02 dic 2007 . Actualizado a las 02:00 h.

Si de algo puede presumir Cerdedo más que cualquier moderna metrópoli es de patrimonio inmaterial. El municipio es una reserva de la cultura gallega de tradición oral que se escapa a velocidad de vértigo. Su muerte es inevitable, pero a su olvido se le puede poner remedio. Eso es lo que intenta hacer la Asociación de escritores en língua galega (Aelga), que ha elegido una municipio de cada provincia gallega para celebrar una «polafía». En Pontevedra le ha tocado a Cerdedo. «Polafía» es un neologismo, una palabra nueva que se ha inventado para definir las veladas festivas de contenido literario y musical que se organizan para rescatar del olvido el patrimonio gallego oral, literario y musical. En Cerdedo se celebró ayer una polafía patrocinada por la Consellería de Cultura para inmortalizar, con ayuda de las nuevas tecnologías, las joyas del patrimonio inmaterial. Hablando de etnografía, Cerdedo es una mina. El escritor Carlos Solla lo sabe de buena tinta y Antonio Reigosa lo comprobó ayer en la fiada celebrada en el local de la antigua cámara agraria de Cerdedo. A la urgente convocatoria festiva respondieron casi todos los clásicos cerdedenses.

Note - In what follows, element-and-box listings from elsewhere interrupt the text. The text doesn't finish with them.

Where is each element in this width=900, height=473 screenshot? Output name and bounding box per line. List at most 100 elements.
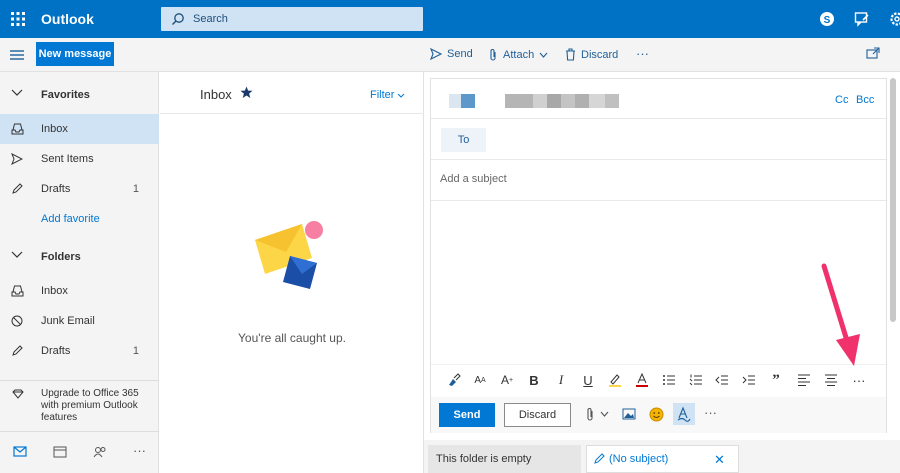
send-icon bbox=[11, 153, 23, 165]
filter-label: Filter bbox=[370, 89, 395, 101]
close-icon[interactable]: ✕ bbox=[714, 452, 725, 468]
paperclip-icon bbox=[488, 48, 498, 62]
quote-icon[interactable]: ” bbox=[768, 372, 784, 388]
calendar-icon[interactable] bbox=[53, 446, 67, 458]
nav-folder-inbox[interactable]: Inbox bbox=[0, 276, 159, 306]
top-bar bbox=[0, 0, 900, 38]
trash-icon bbox=[565, 48, 576, 61]
toolbar-discard-button[interactable]: Discard bbox=[565, 48, 618, 61]
nav-fav-sent[interactable]: Sent Items bbox=[0, 144, 159, 174]
feedback-icon[interactable] bbox=[854, 11, 870, 27]
annotation-arrow bbox=[818, 262, 866, 370]
emoji-icon[interactable] bbox=[649, 407, 664, 422]
signature-button[interactable] bbox=[673, 403, 695, 425]
toolbar-more-button[interactable]: ··· bbox=[636, 46, 649, 61]
bullets-icon[interactable] bbox=[661, 372, 677, 388]
mail-icon[interactable] bbox=[13, 446, 27, 457]
folders-header[interactable]: Folders bbox=[0, 242, 159, 272]
cc-button[interactable]: Cc bbox=[835, 94, 848, 106]
nav-label: Inbox bbox=[41, 123, 68, 135]
folders-label: Folders bbox=[41, 251, 81, 263]
align-center-icon[interactable] bbox=[823, 372, 839, 388]
nav-fav-drafts[interactable]: Drafts 1 bbox=[0, 174, 159, 204]
toolbar-send-label: Send bbox=[447, 48, 473, 60]
nav-folder-drafts[interactable]: Drafts 1 bbox=[0, 336, 159, 366]
star-icon[interactable] bbox=[240, 86, 253, 99]
redacted-block bbox=[575, 94, 589, 108]
chevron-down-icon bbox=[11, 89, 23, 97]
tab-folder-empty[interactable]: This folder is empty bbox=[428, 445, 581, 473]
format-more-button[interactable]: ··· bbox=[850, 372, 868, 388]
redacted-block bbox=[605, 94, 619, 108]
compose-more-button[interactable]: ··· bbox=[704, 405, 717, 420]
pencil-icon bbox=[11, 183, 23, 195]
bold-icon[interactable]: B bbox=[526, 372, 542, 388]
grow-font-icon[interactable]: A + bbox=[499, 372, 515, 388]
to-button[interactable]: To bbox=[441, 128, 486, 152]
numbering-icon[interactable] bbox=[688, 372, 704, 388]
scrollbar[interactable] bbox=[890, 78, 896, 322]
tab-draft[interactable]: (No subject) ✕ bbox=[586, 445, 739, 473]
people-icon[interactable] bbox=[93, 446, 107, 458]
skype-icon[interactable]: S bbox=[819, 11, 835, 27]
more-apps-button[interactable]: ··· bbox=[133, 443, 146, 458]
chevron-down-icon bbox=[539, 52, 548, 58]
new-message-button[interactable]: New message bbox=[36, 42, 114, 66]
search-box[interactable]: Search bbox=[161, 7, 423, 31]
settings-icon[interactable] bbox=[889, 11, 900, 27]
search-placeholder: Search bbox=[193, 13, 228, 25]
paperclip-icon[interactable] bbox=[585, 407, 595, 422]
favorites-header[interactable]: Favorites bbox=[0, 80, 159, 110]
align-left-icon[interactable] bbox=[796, 372, 812, 388]
toolbar-attach-label: Attach bbox=[503, 49, 535, 61]
format-painter-icon[interactable] bbox=[446, 372, 462, 388]
nav-fav-inbox[interactable]: Inbox bbox=[0, 114, 159, 144]
send-icon bbox=[430, 48, 442, 60]
bcc-button[interactable]: Bcc bbox=[856, 94, 874, 106]
nav-label: Inbox bbox=[41, 285, 68, 297]
list-title: Inbox bbox=[200, 87, 232, 102]
svg-text:S: S bbox=[824, 15, 831, 26]
send-button[interactable]: Send bbox=[439, 403, 495, 427]
upgrade-banner[interactable]: Upgrade to Office 365 with premium Outlo… bbox=[0, 380, 159, 432]
toolbar-send-button[interactable]: Send bbox=[430, 48, 473, 60]
font-size-icon[interactable]: AA bbox=[472, 372, 488, 388]
popout-icon[interactable] bbox=[866, 47, 880, 59]
search-icon bbox=[171, 12, 185, 26]
tab-draft-label: (No subject) bbox=[609, 453, 669, 465]
toolbar-discard-label: Discard bbox=[581, 48, 619, 61]
redacted-block bbox=[547, 94, 561, 108]
empty-message: You're all caught up. bbox=[238, 331, 346, 345]
image-icon[interactable] bbox=[622, 408, 636, 420]
redacted-block bbox=[449, 94, 461, 108]
inbox-icon bbox=[11, 285, 24, 297]
filter-button[interactable]: Filter bbox=[370, 89, 405, 101]
decrease-indent-icon[interactable] bbox=[714, 372, 730, 388]
discard-button[interactable]: Discard bbox=[504, 403, 571, 427]
nav-label: Sent Items bbox=[41, 153, 94, 165]
redacted-block bbox=[505, 94, 533, 108]
redacted-block bbox=[461, 94, 475, 108]
favorites-label: Favorites bbox=[41, 89, 90, 101]
increase-indent-icon[interactable] bbox=[741, 372, 757, 388]
add-favorite-link[interactable]: Add favorite bbox=[0, 204, 159, 234]
toolbar-attach-button[interactable]: Attach bbox=[488, 48, 548, 62]
highlight-icon[interactable] bbox=[607, 372, 623, 388]
nav-folder-junk[interactable]: Junk Email bbox=[0, 306, 159, 336]
font-color-icon[interactable] bbox=[634, 372, 650, 388]
nav-label: Drafts bbox=[41, 183, 71, 195]
subject-input[interactable] bbox=[440, 173, 870, 185]
redacted-block bbox=[561, 94, 575, 108]
underline-icon[interactable]: U bbox=[580, 372, 596, 388]
upgrade-text: Upgrade to Office 365 with premium Outlo… bbox=[41, 388, 139, 423]
inbox-icon bbox=[11, 123, 24, 135]
chevron-down-icon[interactable] bbox=[600, 411, 609, 417]
nav-count: 1 bbox=[132, 345, 139, 357]
app-title[interactable]: Outlook bbox=[41, 11, 94, 27]
hamburger-icon[interactable] bbox=[10, 50, 24, 60]
waffle-icon[interactable] bbox=[10, 11, 26, 27]
pencil-icon bbox=[11, 345, 23, 357]
chevron-down-icon bbox=[11, 251, 23, 259]
italic-icon[interactable]: I bbox=[553, 372, 569, 388]
pencil-icon bbox=[593, 453, 605, 465]
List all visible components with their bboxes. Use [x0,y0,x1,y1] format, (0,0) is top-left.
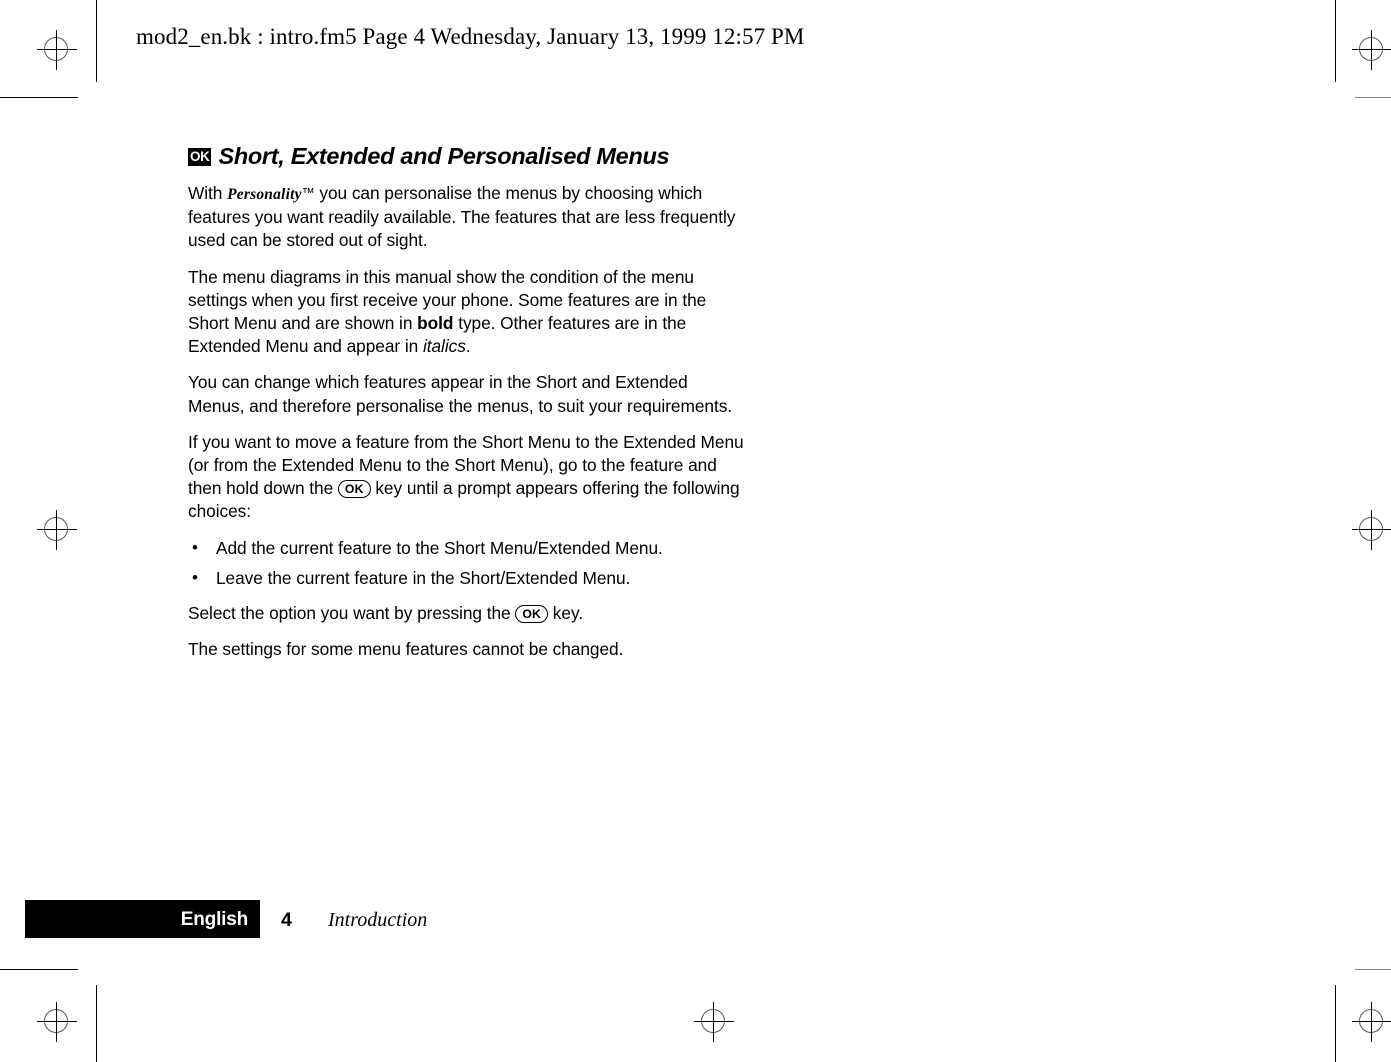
crop-line-left-top [96,0,97,82]
paragraph-personality: With Personality™ you can personalise th… [188,181,748,253]
bullet-icon: • [192,537,198,557]
trademark-symbol: ™ [301,185,315,201]
paragraph-change-features: You can change which features appear in … [188,372,733,416]
registration-vertical-line [56,30,57,70]
list-item: • Leave the current feature in the Short… [188,567,748,590]
list-item: • Add the current feature to the Short M… [188,537,748,560]
page-title: OK Short, Extended and Personalised Menu… [188,143,748,170]
registration-horizontal-line [1352,529,1391,530]
page-title-text: Short, Extended and Personalised Menus [218,143,670,169]
registration-horizontal-line [37,529,77,530]
registration-vertical-line [713,1002,714,1042]
registration-vertical-line [56,1002,57,1042]
emphasis-bold: bold [417,313,454,334]
file-path-header: mod2_en.bk : intro.fm5 Page 4 Wednesday,… [136,24,805,49]
crop-line-right-bottom [1335,985,1336,1062]
registration-vertical-line [56,510,57,550]
choice-list: • Add the current feature to the Short M… [188,537,748,590]
registration-mark-bottom-left [35,1000,79,1044]
language-label: English [180,909,248,930]
crop-line-bottom-left-horizontal [0,969,78,970]
ok-badge-icon: OK [188,147,212,166]
paragraph-text: Select the option you want by pressing t… [188,603,516,624]
emphasis-italic: italics [422,336,466,357]
paragraph-text: With [188,183,228,204]
language-bar: English [25,900,260,938]
registration-horizontal-line [1352,49,1391,50]
crop-line-left-bottom [96,985,97,1062]
personality-trademark: Personality [227,186,302,204]
paragraph-settings-note: The settings for some menu features cann… [188,639,624,660]
registration-mark-mid-right [1350,508,1391,552]
footer-section-name: Introduction [328,909,428,931]
registration-mark-bottom-center [692,1000,736,1044]
registration-horizontal-line [694,1021,734,1022]
registration-mark-mid-left [35,508,79,552]
registration-vertical-line [1371,30,1372,70]
page-number: 4 [281,909,292,931]
registration-horizontal-line [37,1021,77,1022]
paragraph-select-option: Select the option you want by pressing t… [188,602,748,625]
crop-line-right-top [1335,0,1336,82]
bullet-icon: • [192,567,198,587]
page-content: OK Short, Extended and Personalised Menu… [188,143,748,674]
registration-vertical-line [1371,510,1372,550]
list-item-label: Add the current feature to the Short Men… [216,537,663,558]
crop-line-top-left-horizontal [0,97,78,98]
registration-horizontal-line [37,49,77,50]
crop-line-bottom-right-horizontal [1355,969,1391,970]
list-item-label: Leave the current feature in the Short/E… [216,567,631,588]
crop-line-top-right-horizontal [1355,97,1391,98]
paragraph-menu-diagrams: The menu diagrams in this manual show th… [188,266,748,359]
ok-key-icon: OK [515,605,549,624]
paragraph-text: . [465,336,471,357]
paragraph-text: key. [548,603,584,624]
registration-horizontal-line [1352,1021,1391,1022]
registration-mark-top-right [1350,28,1391,72]
registration-mark-bottom-right [1350,1000,1391,1044]
page-footer: English 4 Introduction [25,900,585,940]
paragraph-move-feature: If you want to move a feature from the S… [188,431,748,524]
registration-vertical-line [1371,1002,1372,1042]
ok-key-icon: OK [337,480,371,499]
registration-mark-top-left [35,28,79,72]
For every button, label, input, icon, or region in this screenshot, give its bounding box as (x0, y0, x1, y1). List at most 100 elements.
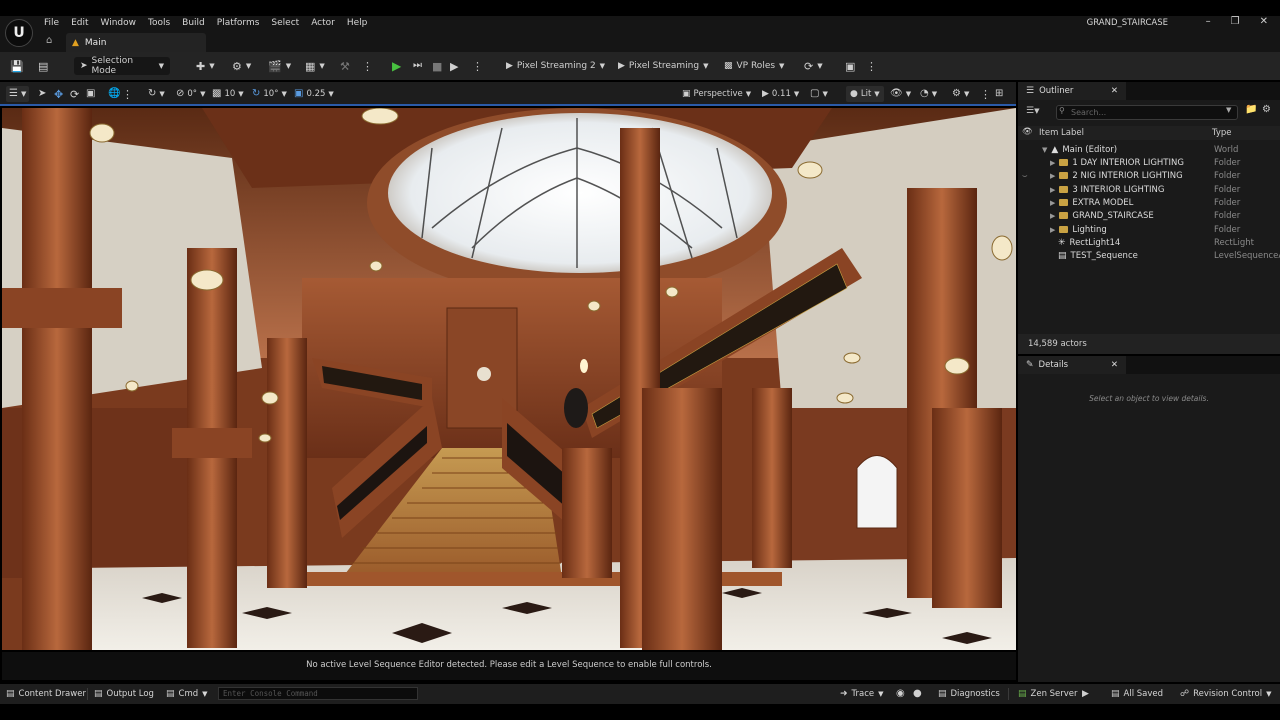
pixel-streaming-dropdown[interactable]: ▶ Pixel Streaming ▼ (618, 57, 708, 75)
outliner-row-folder[interactable]: ▶ Lighting Folder (1018, 223, 1280, 236)
eject-button[interactable]: ▶ (450, 57, 458, 75)
outliner-settings-gear-icon[interactable]: ⚙ (1262, 104, 1271, 115)
menu-edit[interactable]: Edit (65, 16, 94, 30)
outliner-row-folder[interactable]: ▶ EXTRA MODEL Folder (1018, 196, 1280, 209)
step-button[interactable]: ⏭ (413, 57, 422, 75)
menu-tools[interactable]: Tools (142, 16, 176, 30)
home-icon[interactable]: ⌂ (46, 35, 52, 46)
screen-percentage-icon[interactable]: ▢ ▼ (810, 86, 828, 102)
browse-icon[interactable]: ▤ (38, 57, 48, 75)
output-log-button[interactable]: ▤ Output Log (94, 686, 154, 702)
cmd-dropdown[interactable]: ▤ Cmd ▼ (166, 686, 208, 702)
world-local-icon[interactable]: 🌐 (108, 86, 120, 102)
menu-platforms[interactable]: Platforms (211, 16, 266, 30)
expand-icon[interactable]: ▶ (1050, 186, 1055, 194)
camera-speed-dropdown[interactable]: ▶ 0.11 ▼ (762, 86, 799, 102)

Marcelino Sieiro tocó los bucios -caracolas de mar que se utilizaban para convocar a los vecinos o para llamar al ganado- y los grupos de música tradicional Os Abrentes de Cerdedo y Os Chichisos de Pontevedra interpretaron su música con letras referidas a Cerdedo y al Monte Seixo. El fistor Xosé Cortizo desentrañó los secretos de la poesía de aldea e interpretó el tema Carmela e mais Pepiño , compuesto por él mismo con sabor a cantar de cego . Xosé Cortizo recordó también la leyenda de Portalén (la puerta al otro mundo que los cerdedenses atravesaban en el mes de Santos para conversar con los muertos a cambio de ofrendas) y la leyenda de la ciudad sumergida de Trentinán, vinculada a las Lagoas de Xestido. Todos ellos quedaron inmortalizados en vídeo. Las grabaciones completas se sumarán a un archivo documental y las perlas de cada polafía se colgarán en Internet en la página de Aelga para que la tradición perviva y traspase fronteras.